There is a rising tide of openly racial incidents against black Americans. Recently, a noose was placed about the neck of James Meredith’s statute at the University of Mississippi. Rocker Ted Nugent called President Barack Obama a “subhuman mongrel” on video, racist nomenclature for biracial blacks; U.S. Senator John McCain, R-Arizona, described the president as “politically naïve,” questioning his intelligence and leadership.
Arizona State University’s Tau Kappa Epsilon fraternity held a party on the Martin Luther King Jr. national holiday in which some students wore bandanas, jerseys and jewelry and drank from hollowed-out watermelons. And the state of Georgia has approved tags bearing the Confederate flag.
Not one of these perpetrators demonstrated shame. This is the soul of America laid bare. Two kinds of apologists have emerged: blacks who claim there is no reason to overdramatize racial hatred and whites who claim we revel in victimhood. In truth, however, these incidents are evidence of overt racism against blacks with which many of our counterparts find little or no fault.
One need only refer to some Republican Party officials’ responses to the Nugent comment. They refused to condemn his actions and hailed his patriotism.
These incidents also demonstrate the poor job America has done of purging itself of racism. Racism is not a past but an ever-present experience for black people ingrained in the American psyche. As far back as 2001, Gary Orfield, using Census data, indicated that 80 percent of whites did not live in communities with people of color. We are not claiming victimhood when others choose not to be near us. Nor do we need data when every racially charged trial divides us along strict color lines.
Black Americans have never asked for anything but equal protection under the law, a status promised to us via the 13th, 14th and 15th Amendments to the Constitution, the 1964 Civil Rights Act, the 1965 Voting Rights Act and numerous U. S. Supreme Court opinions.
There is little outrage because many whites are comfortable in their color privilege and sense of superiority and too many blacks are comfortable ignoring it or otherwise being silent.
Pulpits, mosques and temples should be ringing with sermons about racism as sin (“Whoever claims to love God yet hates a brother or sister is a liar. For whoever does not love their brother and sister, whom they have seen, cannot love God, whom they have not seen.” – John 4:20).
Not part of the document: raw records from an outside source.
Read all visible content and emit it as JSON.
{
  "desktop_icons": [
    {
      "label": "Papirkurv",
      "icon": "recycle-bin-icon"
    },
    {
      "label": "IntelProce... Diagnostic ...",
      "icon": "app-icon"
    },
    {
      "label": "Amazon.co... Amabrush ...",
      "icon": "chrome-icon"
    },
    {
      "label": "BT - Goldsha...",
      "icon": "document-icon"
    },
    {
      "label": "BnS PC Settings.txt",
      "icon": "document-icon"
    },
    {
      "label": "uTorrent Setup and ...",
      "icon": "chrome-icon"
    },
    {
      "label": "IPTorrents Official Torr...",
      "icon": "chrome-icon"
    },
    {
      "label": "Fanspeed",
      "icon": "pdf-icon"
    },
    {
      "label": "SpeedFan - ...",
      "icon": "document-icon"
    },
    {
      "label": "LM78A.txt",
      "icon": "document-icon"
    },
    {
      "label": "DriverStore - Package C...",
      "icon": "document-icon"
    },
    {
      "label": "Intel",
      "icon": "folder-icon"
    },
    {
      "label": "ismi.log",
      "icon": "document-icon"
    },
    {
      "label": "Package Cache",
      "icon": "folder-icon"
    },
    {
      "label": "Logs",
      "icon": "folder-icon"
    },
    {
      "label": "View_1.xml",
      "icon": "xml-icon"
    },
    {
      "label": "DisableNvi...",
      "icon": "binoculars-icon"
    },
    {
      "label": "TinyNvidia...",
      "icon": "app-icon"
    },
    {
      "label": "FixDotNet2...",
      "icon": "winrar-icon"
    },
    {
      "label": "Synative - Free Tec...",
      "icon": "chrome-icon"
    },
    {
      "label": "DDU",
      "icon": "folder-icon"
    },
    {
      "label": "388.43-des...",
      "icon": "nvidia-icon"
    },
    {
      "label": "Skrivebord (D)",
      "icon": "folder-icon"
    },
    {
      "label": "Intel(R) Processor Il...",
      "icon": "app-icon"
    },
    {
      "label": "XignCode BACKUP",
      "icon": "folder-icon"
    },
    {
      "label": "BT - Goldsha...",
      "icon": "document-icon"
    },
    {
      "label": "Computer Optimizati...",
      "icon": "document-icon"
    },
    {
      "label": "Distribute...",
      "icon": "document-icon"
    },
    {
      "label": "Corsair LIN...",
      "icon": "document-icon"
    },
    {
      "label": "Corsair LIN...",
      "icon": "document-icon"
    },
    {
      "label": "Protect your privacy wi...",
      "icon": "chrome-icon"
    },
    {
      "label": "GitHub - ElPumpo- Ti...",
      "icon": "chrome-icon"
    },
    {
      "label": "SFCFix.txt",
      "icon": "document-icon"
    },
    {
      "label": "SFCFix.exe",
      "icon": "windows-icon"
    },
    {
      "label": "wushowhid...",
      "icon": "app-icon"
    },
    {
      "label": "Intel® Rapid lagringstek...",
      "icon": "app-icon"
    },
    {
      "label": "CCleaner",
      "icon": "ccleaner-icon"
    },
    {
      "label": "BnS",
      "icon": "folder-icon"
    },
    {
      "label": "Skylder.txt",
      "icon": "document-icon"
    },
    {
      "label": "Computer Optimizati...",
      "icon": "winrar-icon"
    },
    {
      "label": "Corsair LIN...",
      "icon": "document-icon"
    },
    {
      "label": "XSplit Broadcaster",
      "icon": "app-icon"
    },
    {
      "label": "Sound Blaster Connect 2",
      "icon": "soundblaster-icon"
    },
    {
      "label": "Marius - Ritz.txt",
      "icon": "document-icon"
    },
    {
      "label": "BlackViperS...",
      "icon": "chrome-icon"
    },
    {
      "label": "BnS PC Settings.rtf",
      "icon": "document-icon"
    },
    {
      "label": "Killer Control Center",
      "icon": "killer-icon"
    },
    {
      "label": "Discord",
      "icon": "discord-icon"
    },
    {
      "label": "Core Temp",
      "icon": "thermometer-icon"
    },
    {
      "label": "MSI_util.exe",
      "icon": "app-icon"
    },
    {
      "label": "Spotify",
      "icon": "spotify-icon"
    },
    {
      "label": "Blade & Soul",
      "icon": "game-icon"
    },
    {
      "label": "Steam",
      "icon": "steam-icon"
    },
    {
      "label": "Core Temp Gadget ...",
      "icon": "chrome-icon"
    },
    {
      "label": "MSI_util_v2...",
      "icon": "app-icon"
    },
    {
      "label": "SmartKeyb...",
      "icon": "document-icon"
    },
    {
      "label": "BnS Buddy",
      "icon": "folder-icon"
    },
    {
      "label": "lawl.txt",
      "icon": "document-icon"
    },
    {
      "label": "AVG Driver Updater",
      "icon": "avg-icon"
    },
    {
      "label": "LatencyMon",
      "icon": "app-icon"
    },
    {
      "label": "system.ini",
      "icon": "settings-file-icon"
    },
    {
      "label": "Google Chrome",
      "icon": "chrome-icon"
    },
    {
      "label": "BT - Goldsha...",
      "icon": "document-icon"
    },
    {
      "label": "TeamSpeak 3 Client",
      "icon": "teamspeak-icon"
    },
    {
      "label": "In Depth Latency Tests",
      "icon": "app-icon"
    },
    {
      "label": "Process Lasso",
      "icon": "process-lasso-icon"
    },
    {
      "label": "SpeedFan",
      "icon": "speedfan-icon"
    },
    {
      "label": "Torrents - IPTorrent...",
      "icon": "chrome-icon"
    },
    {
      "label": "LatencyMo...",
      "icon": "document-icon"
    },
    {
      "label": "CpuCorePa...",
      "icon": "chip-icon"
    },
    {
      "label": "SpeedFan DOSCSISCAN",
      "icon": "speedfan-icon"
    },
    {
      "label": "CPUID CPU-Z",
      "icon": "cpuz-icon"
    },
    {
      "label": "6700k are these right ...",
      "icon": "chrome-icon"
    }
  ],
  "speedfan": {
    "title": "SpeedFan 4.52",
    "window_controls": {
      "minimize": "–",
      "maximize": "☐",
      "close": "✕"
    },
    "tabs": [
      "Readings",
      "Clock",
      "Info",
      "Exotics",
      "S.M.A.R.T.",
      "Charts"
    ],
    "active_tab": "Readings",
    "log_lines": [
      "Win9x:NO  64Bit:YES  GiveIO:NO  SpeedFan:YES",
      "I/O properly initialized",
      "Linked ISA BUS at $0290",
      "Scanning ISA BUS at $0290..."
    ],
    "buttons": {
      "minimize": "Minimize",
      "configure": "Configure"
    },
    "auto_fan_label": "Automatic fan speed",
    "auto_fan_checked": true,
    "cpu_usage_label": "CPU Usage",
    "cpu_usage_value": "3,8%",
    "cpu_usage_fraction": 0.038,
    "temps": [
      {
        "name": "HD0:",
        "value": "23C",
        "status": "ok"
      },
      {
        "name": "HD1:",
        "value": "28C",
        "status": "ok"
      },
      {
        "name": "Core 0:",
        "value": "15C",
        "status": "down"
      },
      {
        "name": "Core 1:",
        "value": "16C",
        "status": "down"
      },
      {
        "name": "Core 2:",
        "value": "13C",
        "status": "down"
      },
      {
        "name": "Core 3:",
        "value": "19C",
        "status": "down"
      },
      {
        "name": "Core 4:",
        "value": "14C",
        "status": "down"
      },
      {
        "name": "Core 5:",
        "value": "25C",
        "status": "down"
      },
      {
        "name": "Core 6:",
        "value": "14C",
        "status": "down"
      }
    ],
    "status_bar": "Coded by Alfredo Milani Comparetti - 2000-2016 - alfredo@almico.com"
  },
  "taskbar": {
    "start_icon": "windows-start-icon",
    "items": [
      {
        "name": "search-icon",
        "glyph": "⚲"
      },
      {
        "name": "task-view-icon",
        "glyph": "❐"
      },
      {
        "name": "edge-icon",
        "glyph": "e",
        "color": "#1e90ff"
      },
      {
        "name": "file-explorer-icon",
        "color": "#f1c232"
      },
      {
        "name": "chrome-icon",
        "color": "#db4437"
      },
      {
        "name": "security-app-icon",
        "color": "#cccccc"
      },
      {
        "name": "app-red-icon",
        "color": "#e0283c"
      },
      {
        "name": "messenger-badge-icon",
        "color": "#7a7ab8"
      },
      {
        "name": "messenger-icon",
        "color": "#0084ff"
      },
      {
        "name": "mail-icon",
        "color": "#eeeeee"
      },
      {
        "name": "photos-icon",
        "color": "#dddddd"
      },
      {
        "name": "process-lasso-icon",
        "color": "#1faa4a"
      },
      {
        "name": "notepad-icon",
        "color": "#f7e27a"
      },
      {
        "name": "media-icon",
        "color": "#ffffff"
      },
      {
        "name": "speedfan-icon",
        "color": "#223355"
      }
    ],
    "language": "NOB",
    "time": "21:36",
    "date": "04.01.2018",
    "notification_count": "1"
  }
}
Many whites have been prejudiced for so long they don’t discern their actions or words as repugnant. They are completely oblivious to this reality and say blacks are hypersensitive. But we are no more hypersensitive than Jews who give no quarter on anti-Seminitic acts.
America has not matured racially and excuses for this immaturity are hollow. We are not teaching equality to our children. We are not embracing our religious belief that God requires justice and mercy. We are not holding ourselves to a moral imperative that demands personal accountability.
One need only refer to the three high school students in Portland, Oregon beating a fellow student and cutting a swastika into his forehead with a box cutter. Were they emulating the behavior and mores of those closest to them?
This is the alleged post-racial America that was seized upon by the media after President Obama’s election.
It is also demonstrative of why we cannot allow symbolism to mislead us into believing that racist attitudes have changed. They remain constant, pejorative and disparaging. People who hate do not love America or themselves. Neither are they patriots.
Dr. Jeffrey Dean Swain is the Director of the Centers for Academic Support Services at Florida Memorial University and teaches criminal, constitutional and public school law. He is also author of six books on race and culture, a minister, social commentator and vice-president of the International Association of Black Doctorates.